To summarize these points best, all one must do is behold Sen. Cory Booker’s following response to Trump’s speech.
Sen. Booker is absolutely correct. We must avoid excusing white supremacy as mental illness, which would lump anybody with a bona fide mental illness in the with monsters behind these massacres.
Is the Death Penalty the Right Answer?
We may have forgotten, but Dylann Roof was sentenced to death in 2017 (although he has yet to be actually executed) for his mass murder of the Charleston church back in 2015. Unfortunately for the El Paso shooter, he could very much find himself facing a similar fate. But before any of us celebrate the idea of him facing execution for his crimes, I would like to discuss a very valid point that my best friend recently shared with me.
Clearly, these evil men are filled with dangerous delusions focused on their ideals, and they might very well believe that they are champions of their respective causes. As such, there is a disgusting possibility that they would revel in the chance to receive the death penalty, because this would turn them into martyrs for their white supremacist brethren. Although the death penalty would be intended as a method to prevent more massacres, there is an insidious chance that more monsters will crawl out of the woodwork in honor of their evil “saints”.
Something else to consider, and an unfortunately cold fact at that, is that killing the perpetrators won’t ever bring the victims back to life. If anything, the deaths of the murderers would only momentarily appease our nation’s cry for vengeance. Though of course, there is always the possibility that the victims’ loved ones would gain some measure of closure from seeing these evil men be put to death.
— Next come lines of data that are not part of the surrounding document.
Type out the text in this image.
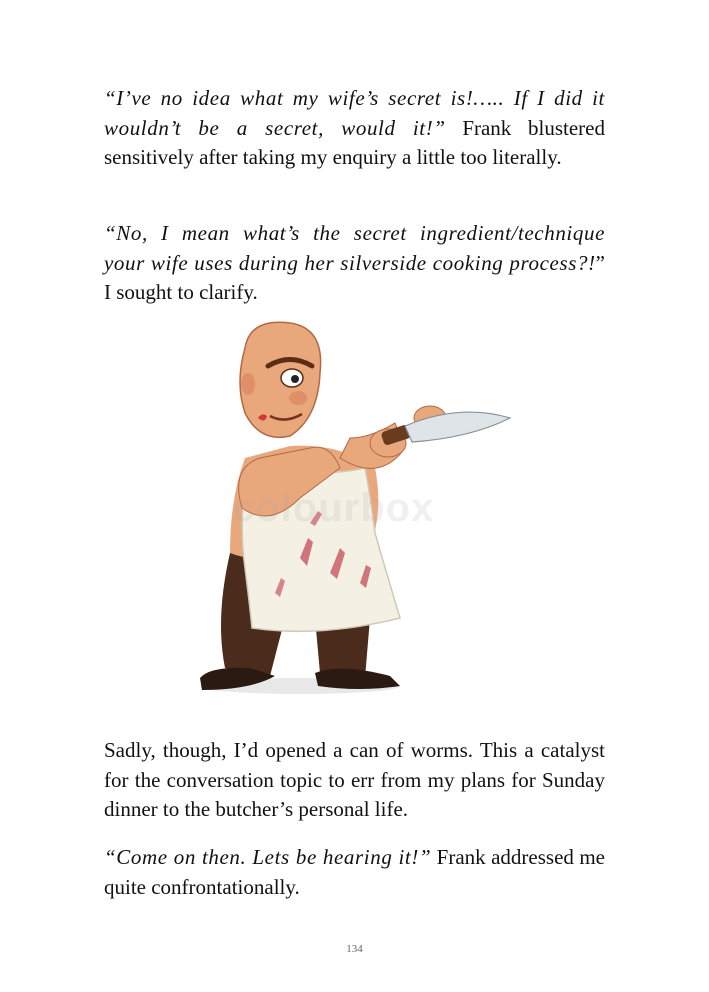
“I’ve no idea what my wife’s secret is!….. If I did it wouldn’t be a secret, would it!” Frank blustered sensitively after taking my enquiry a little too literally.

“No, I mean what’s the secret ingredient/technique your wife uses during her silverside cooking process?!” I sought to clarify.

colourbox

Sadly, though, I’d opened a can of worms. This a catalyst for the conversation topic to err from my plans for Sunday dinner to the butcher’s personal life.

“Come on then. Lets be hearing it!” Frank addressed me quite confrontationally.

134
It also begs this important self-check question for those of us who testify as pro-life: if we actively demand the death of another human, doesn’t that violate our sacred beliefs? Does ending the life of another human, albeit an absolutely vile one, truly erase the pain of the lives they destroyed?
Dear reader, what do you think the right answer is, regarding Trump’s demand that these shooters receive the death penalty? Do you see this as a clear-cut matter, or something that is a varying shade of gray, no matter how you look at it?